53 years later, an act of bravery in Fort Reliance is honoured

'My grandchildren were amazed,' says Celine Marlowe of Lutselk’e, N.W.T., who received an award Tuesday for saving four kids from a fire at age nine.

Celine Marlowe of Lutselk'e receives RCMP award for saving 4 kids from a fire at age 9

Celine Marlowe, now a teacher in Lutselk’e, N.W.T., receives the RCMP Commissioner's Commendation for Bravery for saving four other children from a fire in Fort Reliance when she was nine years old. (Lutselk'e RCMP)

Celine Marlowe of Lutselk’e, N.W.T., received an award Tuesday for act of bravery more than 50 years ago.

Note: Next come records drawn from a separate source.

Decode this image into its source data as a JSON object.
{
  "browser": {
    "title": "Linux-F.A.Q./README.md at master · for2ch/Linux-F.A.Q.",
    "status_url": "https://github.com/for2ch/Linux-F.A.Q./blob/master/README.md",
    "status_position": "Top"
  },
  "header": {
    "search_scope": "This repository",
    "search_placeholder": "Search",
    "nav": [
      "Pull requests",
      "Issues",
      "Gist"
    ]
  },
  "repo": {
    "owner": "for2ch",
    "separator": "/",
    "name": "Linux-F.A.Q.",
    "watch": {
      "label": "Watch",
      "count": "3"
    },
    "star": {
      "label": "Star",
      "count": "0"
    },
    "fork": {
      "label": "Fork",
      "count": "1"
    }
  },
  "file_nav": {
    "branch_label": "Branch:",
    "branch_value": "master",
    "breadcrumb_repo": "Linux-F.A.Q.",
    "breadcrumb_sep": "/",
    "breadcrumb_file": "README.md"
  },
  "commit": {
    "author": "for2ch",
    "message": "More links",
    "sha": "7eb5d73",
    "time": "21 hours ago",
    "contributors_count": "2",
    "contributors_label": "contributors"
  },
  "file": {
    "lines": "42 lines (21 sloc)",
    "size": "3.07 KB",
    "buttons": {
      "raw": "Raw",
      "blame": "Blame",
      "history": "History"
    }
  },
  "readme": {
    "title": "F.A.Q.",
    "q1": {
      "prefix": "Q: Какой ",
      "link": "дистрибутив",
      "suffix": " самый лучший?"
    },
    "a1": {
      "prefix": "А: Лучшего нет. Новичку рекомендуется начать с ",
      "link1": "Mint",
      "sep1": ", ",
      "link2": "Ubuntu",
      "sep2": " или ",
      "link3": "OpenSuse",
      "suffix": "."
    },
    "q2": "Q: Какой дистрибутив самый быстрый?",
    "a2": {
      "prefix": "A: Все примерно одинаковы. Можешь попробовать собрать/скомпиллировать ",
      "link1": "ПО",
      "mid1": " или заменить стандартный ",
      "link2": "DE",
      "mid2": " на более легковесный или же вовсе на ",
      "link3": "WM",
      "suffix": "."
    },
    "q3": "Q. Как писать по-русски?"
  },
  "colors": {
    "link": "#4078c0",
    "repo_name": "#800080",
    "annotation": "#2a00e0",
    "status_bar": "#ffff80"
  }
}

In 1961, nine-year-old Celine saved four other children from a fire in Fort Reliance.

  • Click the link on the left to hear Celine Marlowe speak with Northwind's Wanda McLeod.

Marlowe was awarded the RCMP Commissioner's Commendation for Bravery, the first time a civilian has ever been awarded the honour in the Northwest Territories. 

Garth Hampson, a young RCMP officer at the time, was posted in Fort Reliance at the time of the fire.

"I was awoken in my cabin and I heard these children yell out 'Fire! Fire!'" he said. "And when I went out the back of my cabin, the house was totally engulfed in flames."

He said the small brigade of local volunteer firefighters were powerless against the giant blaze but that didn't stop one young Dene girl.

"When I was talking to a group standing by, they mentioned that this girl had pulled out four kids from where a family lived inside."

Marlowe, who was babysitting at the time, says the fire started under the stove, and ran up the papered walls.

"After I got everybody out there was one more [child] who got back inside, so I had to go back inside through the smoke and flames. I had to go back and get him," she said. "He was underneath a bed, I pulled him out and told him 'If you don't come out with me, you are going to burn with me too,' so I pushed him out and he ran out with me."

Hampson now lives in Ottawa but says he had always wanted to honour Marlowe for saving the children that day.

During a visit to Lutselk'e in 2011 he ran into Marlowe, who is now a school teacher.

He said he couldn't pass up the opportunity and asked the RCMP Commissioner to give her the honour. He said having her actions recognized is "really important, especially to me."

Marlowe said her grandchildren were amazed.

"All my grandchildren are all grown up, and I told them about it, and they said, 'How did you do it, granny?'  And I said, 'I don't know,' but look at me now surrounded by all these kids in my family and at the school."